Le clip de Belfour, qui accompagne le titre "Si la rivière coule" a été réalisé par Elizabeth Marre au Lac de Servières et aux Roches Tuilière et Sanadoire. Son atmosphère étrange lui a valu d'être sélectionné lors du dernier Festival du court-métrage de Clermont.

C’est au printemps prochain que le groupe Belfour, originaire de Clermont, devrait sortir son premier EP, riche de six titres. Sous une musique charnelle et hypnotique, le duo délivre tantôt des mélodies entêtantes, tantôt des chansons à la douceur trompeuses. L’univers intime et singulier de Michael Sacchetti et Lucie Mena, leurs sonorités atmosphériques, n’ont pas laissé insensible Bertrand Cantat qui a décidé de leur confier ses premières parties. C’est d’ailleurs dans ce contexte « voyageur » que l’EP a été enregistré, par monts et par vaux, dans les coins et recoins de l’hexagone. Les titres, désormais en français, ont été mixés par Seb Marc qui a travaillé avec Jane Birkin, Charlotte Gainsbourg ou encore Etienne Daho. Il bénéficie aussi de la collaboration de Pascal Humbert (le bassiste de Detroit, aux côtés de Bertrand Cantat) qui a ressenti un véritable coup de cœur pour l’indie rock feutré des Clermontois.

Brumeux, étrange

Le titre Si la rivière coule, qui oscille entre douceur et tension, a fait l’objet d’un superbe clip réalisée par Elizabeth Marre, dont le court-métrage Manon sur le bitume fut nommée aux Oscars 2009.” Nous avons vraiment trouvé l’univers visuel qui nous correspondait grâce à ce clip à la fois mystérieux, étrange et magique” estime Lucie Mena. Réalisatrice, première assistante sur de nombreux films et comédienne, Elizabeth Marre a traduit le climat de la chanson, en installant sa caméra dans les paysages brumeux de l’Auvergne, au bord d’un lac, dans la forêt ou encore le long d’une petite route, au soleil couchant. La production a été assurée par un cinéaste parisien lui-même amoureux de l’Auvergne.

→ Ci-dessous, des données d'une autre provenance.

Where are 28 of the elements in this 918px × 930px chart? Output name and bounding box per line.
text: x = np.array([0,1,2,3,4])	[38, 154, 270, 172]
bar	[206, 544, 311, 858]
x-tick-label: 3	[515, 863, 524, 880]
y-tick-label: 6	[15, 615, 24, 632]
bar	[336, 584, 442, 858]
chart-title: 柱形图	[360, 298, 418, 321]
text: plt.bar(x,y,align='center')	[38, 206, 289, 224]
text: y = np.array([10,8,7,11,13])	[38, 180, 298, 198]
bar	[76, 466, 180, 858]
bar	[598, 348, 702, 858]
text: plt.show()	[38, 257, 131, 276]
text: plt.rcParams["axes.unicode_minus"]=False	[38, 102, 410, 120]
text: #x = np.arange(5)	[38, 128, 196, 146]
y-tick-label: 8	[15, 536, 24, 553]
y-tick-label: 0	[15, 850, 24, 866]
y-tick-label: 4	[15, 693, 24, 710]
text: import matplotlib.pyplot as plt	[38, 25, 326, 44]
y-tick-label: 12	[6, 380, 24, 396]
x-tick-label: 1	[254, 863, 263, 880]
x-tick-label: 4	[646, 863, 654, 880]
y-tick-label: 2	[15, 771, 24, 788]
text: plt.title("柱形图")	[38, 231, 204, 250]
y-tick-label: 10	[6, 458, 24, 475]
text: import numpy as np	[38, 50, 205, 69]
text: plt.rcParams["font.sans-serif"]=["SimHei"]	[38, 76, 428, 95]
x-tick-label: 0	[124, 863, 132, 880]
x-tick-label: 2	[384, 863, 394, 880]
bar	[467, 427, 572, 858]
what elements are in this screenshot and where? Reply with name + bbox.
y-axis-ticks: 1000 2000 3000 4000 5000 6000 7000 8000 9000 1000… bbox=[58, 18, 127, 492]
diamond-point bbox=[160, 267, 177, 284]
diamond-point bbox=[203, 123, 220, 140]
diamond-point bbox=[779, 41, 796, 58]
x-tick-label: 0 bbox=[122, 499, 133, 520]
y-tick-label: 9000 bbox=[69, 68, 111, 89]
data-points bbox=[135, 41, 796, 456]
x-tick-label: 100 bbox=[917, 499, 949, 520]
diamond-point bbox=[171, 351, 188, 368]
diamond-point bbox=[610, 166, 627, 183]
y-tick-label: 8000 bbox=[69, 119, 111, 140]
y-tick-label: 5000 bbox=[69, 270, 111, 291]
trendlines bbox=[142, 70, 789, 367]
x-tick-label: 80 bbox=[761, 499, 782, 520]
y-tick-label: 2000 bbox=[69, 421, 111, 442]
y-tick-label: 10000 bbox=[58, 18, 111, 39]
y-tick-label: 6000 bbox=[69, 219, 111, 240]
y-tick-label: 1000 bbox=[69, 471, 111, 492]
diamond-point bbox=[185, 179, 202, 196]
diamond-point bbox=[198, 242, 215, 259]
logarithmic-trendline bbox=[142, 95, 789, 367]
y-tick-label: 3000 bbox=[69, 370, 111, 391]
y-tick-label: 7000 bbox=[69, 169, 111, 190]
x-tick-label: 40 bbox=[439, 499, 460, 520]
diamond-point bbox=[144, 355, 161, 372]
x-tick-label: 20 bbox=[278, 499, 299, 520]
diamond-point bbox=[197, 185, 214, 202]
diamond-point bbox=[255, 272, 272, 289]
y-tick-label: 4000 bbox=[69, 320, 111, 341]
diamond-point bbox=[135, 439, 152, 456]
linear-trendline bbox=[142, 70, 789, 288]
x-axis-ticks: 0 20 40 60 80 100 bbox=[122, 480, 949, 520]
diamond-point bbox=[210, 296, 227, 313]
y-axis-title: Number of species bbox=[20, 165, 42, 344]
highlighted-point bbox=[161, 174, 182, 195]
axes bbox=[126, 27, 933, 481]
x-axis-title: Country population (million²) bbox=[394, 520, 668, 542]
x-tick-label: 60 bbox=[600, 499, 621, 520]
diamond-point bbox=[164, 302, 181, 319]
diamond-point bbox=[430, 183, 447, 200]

Deux jours de tournage, plusieurs mois de préparation

Le tournage a duré deux jours mais a nécessité plusieurs mois de préparation pour la recherche des masques d’animaux réalistes, très difficiles à trouver mais aussi pour les repérages, les demandes d’autorisations etc… Il s’est déroulé au lac de Servières et aux Roches Tuilière et Sanadoire. Nous avons eu une météo très particulière avec de la neige le premier jour  (unique jour en 2019) mais aussi du soleil et du vent du nord ce qui a rendu le tournage très difficile… Heureusement un ami nous avait prêté un chalet au bord du lac et un autre ami un Camping Car ce qui a permis à toute l’équipe (une trentaine le premier jour) de se réchauffer à des moments, comme autour de la fameuse truffade de la renommée « Marcelle” à Douharesse qui a cuisiné spécialement  pour l’occasion! ” explique le duo. La qualité du clip n’a pas échappé à l’équipe de Sauve Qui Peut le Court-Métrage. Le film a ainsi été sélectionné pour le récent Festival International du Court-Métrage (29 janvier au 6 février). Au-delà de cette récompense, il représente aussi une belle expérience que Lucie Mena et Michael Sacchetti ne sont pas près d’oublier. ” Cette chanson parle d’amitié et le scénario d’Elizabeth nous a amené à réunir une dizaines d’amis d’enfances et de proches mais aussi des inconnus qui nous ont prêté mains fortes, une belle façon de rendre hommage à la chanson… Une expérience très forte humainement et artistiquement ” souligne le duo qui attend avec impatience de pouvoir retrouver la scène. Mais ça, c’est une autre histoire…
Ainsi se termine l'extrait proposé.